Let $\mathbb T$ be a probability distribution over complete and consistent theories of first order arithmetic that contain $PA$. Additionally, we will require that for any sentence $\phi$ in the language of arithmetic, $P(\mathbb T \vdash \phi)$ is defined (that is, $\{T : T \in dom(\mathbb T), T \vdash \phi\}$ is a measurable set).
Is there any such $\mathbb T$ such that $p_{\mathbb T}(\phi) = P(\mathbb T \vdash \phi)$ is a computable function?
Unless I'm missing something, there is not. The key observations are $(i)$ positive probability implies consistency and $(ii)$ we can't split our space into two measure-zero sets.
First, we need to settle on how we're representing such a $p_\mathbb{T}=p$ so that we can talk about its (non)computability. I'm going to do the following: we conflate $p$ with the set $$\{\langle \varphi,q\rangle\in Sent\times\mathbb{Q}_{>0}: p(\varphi)\ge q\}.$$
(But any reasonable representation should give the same result.)
Suppose I have such a $p$ as an oracle; I'll show how to use $p$ to compute a (consistent) completion of PA.
Fix an enumeration $(a_i)_{i\in\omega}$ of the positive rationals. We say that a sentence $\varphi$ is $p$-consistent iff there is some $i$ such that $\langle \varphi, a_i\rangle\in p$ and no $j<i$ has $\langle \neg\varphi,a_j\rangle\in p$. Note that we can have both $\varphi$ and $\neg\varphi$ be $p$-consistent; we could modify the definition to rule this out, but there's no need to.
The key points now are:
In order for $p$ to indeed come from a probability distribution, for every sentence $\varphi$ we must have at least one of $\varphi$ and $\neg\varphi$ be $p$-consistent. Otherwise $\mathbb{T}$ would assign probability $0$ to both $\{T: \varphi\in T\}$ and $\{T: \neg\varphi\in T\}$, hence to the whole space.

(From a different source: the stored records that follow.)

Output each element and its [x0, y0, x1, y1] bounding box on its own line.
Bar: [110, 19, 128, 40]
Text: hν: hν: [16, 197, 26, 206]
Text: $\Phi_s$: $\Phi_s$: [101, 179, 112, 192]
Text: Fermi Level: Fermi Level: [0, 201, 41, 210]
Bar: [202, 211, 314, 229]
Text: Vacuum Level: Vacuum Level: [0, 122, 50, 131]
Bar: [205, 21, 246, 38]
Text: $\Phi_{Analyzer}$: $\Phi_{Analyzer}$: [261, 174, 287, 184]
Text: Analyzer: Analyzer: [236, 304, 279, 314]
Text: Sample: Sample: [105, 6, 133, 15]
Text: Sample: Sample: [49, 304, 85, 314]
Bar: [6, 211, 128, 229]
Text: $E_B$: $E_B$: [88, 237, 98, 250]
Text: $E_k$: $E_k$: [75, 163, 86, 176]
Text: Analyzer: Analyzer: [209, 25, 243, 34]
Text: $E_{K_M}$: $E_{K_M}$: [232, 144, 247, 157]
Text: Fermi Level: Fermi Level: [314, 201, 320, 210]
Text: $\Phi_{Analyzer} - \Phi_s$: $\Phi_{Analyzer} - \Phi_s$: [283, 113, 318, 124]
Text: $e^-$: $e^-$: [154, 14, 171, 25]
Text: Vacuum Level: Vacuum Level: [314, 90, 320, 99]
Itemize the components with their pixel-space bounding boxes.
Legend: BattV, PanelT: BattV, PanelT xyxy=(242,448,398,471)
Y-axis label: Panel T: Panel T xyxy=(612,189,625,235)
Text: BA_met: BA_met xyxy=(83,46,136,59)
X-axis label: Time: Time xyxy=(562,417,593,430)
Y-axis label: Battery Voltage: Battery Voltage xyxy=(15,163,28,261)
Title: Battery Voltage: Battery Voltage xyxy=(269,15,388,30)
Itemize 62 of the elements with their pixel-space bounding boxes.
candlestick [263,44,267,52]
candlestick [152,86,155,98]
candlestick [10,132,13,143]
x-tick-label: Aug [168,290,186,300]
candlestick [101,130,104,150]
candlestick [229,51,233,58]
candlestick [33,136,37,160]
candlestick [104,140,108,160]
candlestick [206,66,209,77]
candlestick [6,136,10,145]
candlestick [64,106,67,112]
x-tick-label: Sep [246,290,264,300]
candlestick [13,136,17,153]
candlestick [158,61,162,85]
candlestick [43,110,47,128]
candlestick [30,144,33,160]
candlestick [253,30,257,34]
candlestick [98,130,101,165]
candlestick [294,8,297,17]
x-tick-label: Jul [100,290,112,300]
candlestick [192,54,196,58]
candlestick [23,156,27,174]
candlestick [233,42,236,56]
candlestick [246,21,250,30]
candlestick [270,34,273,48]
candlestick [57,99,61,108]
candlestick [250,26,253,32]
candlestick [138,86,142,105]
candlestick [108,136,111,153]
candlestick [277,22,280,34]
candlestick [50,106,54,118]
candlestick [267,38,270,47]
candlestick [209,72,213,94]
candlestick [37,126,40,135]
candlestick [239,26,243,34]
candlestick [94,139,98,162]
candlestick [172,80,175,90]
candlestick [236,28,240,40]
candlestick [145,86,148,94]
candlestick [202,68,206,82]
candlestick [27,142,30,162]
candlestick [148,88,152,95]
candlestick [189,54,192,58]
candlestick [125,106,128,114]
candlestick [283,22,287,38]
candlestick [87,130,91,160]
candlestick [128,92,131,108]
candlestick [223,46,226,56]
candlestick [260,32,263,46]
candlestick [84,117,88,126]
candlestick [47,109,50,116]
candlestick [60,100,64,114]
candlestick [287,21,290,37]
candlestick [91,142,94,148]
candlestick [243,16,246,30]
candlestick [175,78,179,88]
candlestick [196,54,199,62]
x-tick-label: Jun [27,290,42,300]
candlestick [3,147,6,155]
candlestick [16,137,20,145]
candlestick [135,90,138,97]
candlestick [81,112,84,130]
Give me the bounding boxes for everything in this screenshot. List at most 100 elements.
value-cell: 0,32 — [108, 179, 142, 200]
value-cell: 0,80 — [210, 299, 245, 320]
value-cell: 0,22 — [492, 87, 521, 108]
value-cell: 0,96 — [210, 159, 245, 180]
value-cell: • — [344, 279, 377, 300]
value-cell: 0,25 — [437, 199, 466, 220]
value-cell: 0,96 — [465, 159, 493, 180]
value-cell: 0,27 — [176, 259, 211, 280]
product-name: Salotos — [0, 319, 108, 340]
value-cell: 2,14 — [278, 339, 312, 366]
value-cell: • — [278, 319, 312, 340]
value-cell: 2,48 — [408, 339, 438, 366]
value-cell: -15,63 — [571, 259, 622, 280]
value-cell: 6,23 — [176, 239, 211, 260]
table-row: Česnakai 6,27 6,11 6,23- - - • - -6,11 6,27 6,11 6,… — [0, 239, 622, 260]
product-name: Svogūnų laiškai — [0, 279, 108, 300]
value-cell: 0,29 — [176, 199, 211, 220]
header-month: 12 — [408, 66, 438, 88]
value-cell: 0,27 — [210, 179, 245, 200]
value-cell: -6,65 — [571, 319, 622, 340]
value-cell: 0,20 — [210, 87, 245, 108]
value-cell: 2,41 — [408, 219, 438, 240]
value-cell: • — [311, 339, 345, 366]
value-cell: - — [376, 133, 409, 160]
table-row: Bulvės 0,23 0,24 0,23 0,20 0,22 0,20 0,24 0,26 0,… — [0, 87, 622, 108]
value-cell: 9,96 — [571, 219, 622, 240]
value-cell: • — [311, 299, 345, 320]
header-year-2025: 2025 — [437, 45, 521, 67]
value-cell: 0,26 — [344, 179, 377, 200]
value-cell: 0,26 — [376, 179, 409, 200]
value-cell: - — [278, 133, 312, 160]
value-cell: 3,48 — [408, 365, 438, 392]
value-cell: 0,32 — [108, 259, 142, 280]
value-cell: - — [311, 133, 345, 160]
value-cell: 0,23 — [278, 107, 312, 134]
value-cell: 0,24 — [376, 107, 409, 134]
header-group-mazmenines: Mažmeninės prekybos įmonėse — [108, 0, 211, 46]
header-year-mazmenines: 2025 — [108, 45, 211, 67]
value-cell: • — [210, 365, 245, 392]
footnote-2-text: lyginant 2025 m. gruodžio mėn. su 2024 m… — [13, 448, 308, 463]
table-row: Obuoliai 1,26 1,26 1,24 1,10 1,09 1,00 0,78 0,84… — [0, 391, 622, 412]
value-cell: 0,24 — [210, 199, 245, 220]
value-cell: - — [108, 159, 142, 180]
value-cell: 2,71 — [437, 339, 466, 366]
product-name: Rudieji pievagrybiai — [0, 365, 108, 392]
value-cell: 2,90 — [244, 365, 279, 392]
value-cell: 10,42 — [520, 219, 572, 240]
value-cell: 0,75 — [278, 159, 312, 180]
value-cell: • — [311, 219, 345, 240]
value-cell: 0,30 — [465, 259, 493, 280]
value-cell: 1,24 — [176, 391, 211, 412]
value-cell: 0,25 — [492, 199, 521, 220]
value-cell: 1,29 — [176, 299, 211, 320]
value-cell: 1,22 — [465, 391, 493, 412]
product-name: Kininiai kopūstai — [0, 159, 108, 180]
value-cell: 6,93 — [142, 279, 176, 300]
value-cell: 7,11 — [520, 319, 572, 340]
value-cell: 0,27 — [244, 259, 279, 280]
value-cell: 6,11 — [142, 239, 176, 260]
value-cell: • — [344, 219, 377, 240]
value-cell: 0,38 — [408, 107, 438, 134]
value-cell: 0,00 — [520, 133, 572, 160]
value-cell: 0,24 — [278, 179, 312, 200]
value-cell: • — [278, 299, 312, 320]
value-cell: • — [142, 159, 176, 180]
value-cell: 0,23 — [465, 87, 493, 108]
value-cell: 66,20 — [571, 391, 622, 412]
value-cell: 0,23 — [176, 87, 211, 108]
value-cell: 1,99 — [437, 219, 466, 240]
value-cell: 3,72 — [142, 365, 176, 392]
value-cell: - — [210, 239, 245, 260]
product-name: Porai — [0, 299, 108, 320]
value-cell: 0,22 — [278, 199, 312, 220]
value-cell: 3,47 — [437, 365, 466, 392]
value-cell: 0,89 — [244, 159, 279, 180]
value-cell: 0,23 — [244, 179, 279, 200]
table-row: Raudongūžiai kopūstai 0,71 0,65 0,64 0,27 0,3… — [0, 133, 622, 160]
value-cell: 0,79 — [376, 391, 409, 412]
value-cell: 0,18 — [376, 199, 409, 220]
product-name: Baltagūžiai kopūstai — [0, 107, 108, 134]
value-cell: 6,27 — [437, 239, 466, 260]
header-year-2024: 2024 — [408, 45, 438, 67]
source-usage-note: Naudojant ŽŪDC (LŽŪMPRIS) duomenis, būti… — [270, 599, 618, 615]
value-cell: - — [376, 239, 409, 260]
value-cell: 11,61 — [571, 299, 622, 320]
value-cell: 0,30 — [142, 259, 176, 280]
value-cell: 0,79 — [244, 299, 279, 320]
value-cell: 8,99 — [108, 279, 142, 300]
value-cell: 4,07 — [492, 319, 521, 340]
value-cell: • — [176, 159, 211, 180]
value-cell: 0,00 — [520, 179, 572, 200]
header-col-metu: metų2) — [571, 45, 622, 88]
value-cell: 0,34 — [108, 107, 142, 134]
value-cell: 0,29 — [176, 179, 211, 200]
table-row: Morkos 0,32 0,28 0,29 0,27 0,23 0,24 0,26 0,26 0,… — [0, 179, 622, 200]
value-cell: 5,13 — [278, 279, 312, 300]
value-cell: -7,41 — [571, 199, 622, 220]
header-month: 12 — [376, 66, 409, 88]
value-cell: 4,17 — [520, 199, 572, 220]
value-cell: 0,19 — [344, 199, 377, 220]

Given the previous bulletpoint, the set of $p$-consistent sentences is computable from $p$; to tell whether $\varphi$ is $p$-consistent, we just search through the positive rationals until you find the first positive rational witnessing $p$-consistency of at least one of $\varphi$ or $\neg\varphi$.
Finally, if $\varphi$ is $p$-consistent, then PA $\cup\{\varphi\}$ is consistent. (Otherwise $\{T: \varphi\in T\}$ isn't even a subset of our probability space!)
So now we just use the usual greedy algorithm:
Enumerate the sentences as $(\varphi_k)_{k\in\omega}$.
Define the sequence $(\psi_k)_{k\in\omega}$ of sentences recursively by setting $\psi_k=\varphi_k$ if $\varphi_k\wedge(\bigwedge_{l<k}\psi_l)$ is $p$-consistent, and $\psi_k=\neg\varphi_k$ otherwise.
The theory PA $\cup\{\psi_k:k\in\omega\}$ is then a consistent completion of PA which is $p$-computable.
In particular, any such $p$ is of PA degree - and conversely, given a PA degree $\bf d$ we can construct such a $p$ (just focus on some fixed completion of PA computed by $\bf d$). So in fact we've (unsurprisingly) characterized the degrees of such $p$s as precisely the PA degrees.